WOMEN PAINTERS IN FRANCE
FROM THE TWILIGHT OF THE ANCIEN RÉGIME
TO THE JULY REVOLUTION
Photo © Didier Plowy
In May 2021, the exhibition Peintres Femmes, 1780-1830: naissance d'un combat opened at the Musée du Luxembourg in Paris. Emanuela Tarizzo will be in conversation with the exhibition's curator, Martine Lacas, and fellow authors of the catalogue, Melissa Hyde and Séverine Sofio, about the achievements of the women who chose a career as painters between the twilight of the Ancien Régime and the dawn of modern France. We will look closely at their works and explore the unprecedented shift in the status of female painters, both within Academic settings and society at large, that took place in this period. Taking the exhibition as our starting point, we will look at how our speakers have contributed to renewing perspectives on the female painters of this era, questioning some of the reasons their work has often been overlooked.
We invite you to embark on this journey of discovery by playing this video and listening to Martine Lacas' introduction (English subtitles available).
Emanuela Tarizzo is Gallery Director at Tomasso in London, and a member of the board of London Art Week. She received her Bachelor's and Masters degrees from the Courtauld Institute of Art, and specialises in European Paintings and Sculpture from the 15th to the early 19th centuries. Since joining Tomasso in 2014, she has organised exhibitions, including joint shows with fellow art dealers and contemporary artists, authored Tomasso's exhibition catalogues, and regularly hosted talks and conversations with scholars. Tomasso specialises in European Sculpture and Master Paintings, and has long collaborated with museums internationally, through loans, donations and acquisitions.
Martine Lacas is a writer, researcher and independent curator. She received her PhD in the History and Theory of Art from the École des Hautes Études en Sciences Sociales, and her research focuses on pictorial representations from the Renaissance to the 19th century. She has contributed to a series of colloquia, and her critical writings and books include Au fond de la peinture. Une poétique de l'arrière-plan (Seuil, 2008), Désir et peinture (Seuil, 2001), Rodion Romanovitch Raskolnikov, Portrait of a man (Éditions Loco, 2014), and Des femmes peintres, du XVe à l'aube du XIXe siècle (Seuil, 2015). She is the curator of the exhibition Peintres femmes, 1780-1830. Naissance d'un combat at the Musée du Luxembourg, Paris (2021).
Melissa Hyde is Professor of Art History and Distinguished Teaching Scholar at the University of Florida. Her field is eighteenth-century art, with a special interest in women and gender. Her publications on women and the visual arts include edited volumes, Women, Art and the Politics of Identity in Eighteenth-Century Europe, Plumes et pinceaux: l'art français vue par les Européenes; and most recently, an article entitled "Ambitions, Modest and Otherwise of Two Parisian Painters: Marie Anne Loir and Catherine Lusurier," Studies in Eighteenth-Century Culture, (vol. 50, spring 2021).

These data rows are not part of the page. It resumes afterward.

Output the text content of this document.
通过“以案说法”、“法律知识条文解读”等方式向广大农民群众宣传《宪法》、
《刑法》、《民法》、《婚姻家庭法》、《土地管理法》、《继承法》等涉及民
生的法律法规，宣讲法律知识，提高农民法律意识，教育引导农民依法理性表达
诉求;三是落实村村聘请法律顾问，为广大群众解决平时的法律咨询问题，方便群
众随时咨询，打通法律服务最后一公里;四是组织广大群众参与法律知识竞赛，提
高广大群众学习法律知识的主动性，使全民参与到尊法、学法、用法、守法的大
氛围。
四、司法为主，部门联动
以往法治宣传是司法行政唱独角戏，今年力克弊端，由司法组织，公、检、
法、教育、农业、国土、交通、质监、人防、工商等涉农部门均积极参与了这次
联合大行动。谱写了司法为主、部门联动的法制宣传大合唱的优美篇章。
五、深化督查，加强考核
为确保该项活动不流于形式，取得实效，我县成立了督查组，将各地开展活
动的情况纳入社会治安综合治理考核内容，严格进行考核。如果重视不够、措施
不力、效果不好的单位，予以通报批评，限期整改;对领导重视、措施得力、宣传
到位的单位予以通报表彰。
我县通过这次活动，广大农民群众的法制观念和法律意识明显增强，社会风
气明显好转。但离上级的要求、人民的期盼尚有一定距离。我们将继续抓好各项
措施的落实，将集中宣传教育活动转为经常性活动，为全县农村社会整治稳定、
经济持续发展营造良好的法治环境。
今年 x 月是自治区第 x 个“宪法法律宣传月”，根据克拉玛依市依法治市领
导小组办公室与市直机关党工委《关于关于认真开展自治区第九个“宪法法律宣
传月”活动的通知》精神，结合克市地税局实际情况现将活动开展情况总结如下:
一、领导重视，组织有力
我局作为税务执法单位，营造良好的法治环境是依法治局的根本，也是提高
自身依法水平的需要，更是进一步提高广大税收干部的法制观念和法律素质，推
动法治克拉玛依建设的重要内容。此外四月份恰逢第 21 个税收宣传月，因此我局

Séverine Sofio is a sociologist at CNRS and a graduate of the Ecole du Louvre. She is specialised in the social history of artists in the pre-modern art world and published a book in 2016 on women artists in France (1750-1850). Her next book (in preparation) analyses the long-term construction of artistic fame and the persistence of names in collective memory, using the case study of the intertwined biographies and posterity of three 18th-century French painters - Adélaïde Labille-Guiard, Gabrielle Capet and François-André Vincent. Séverine Sofio is also presently the editor-in-chief of Biens symboliques/Symbolic Goods, an online social science journal on art, culture and ideas, and the coordinator of a research program on translation and multilingualism in the humanities and social science.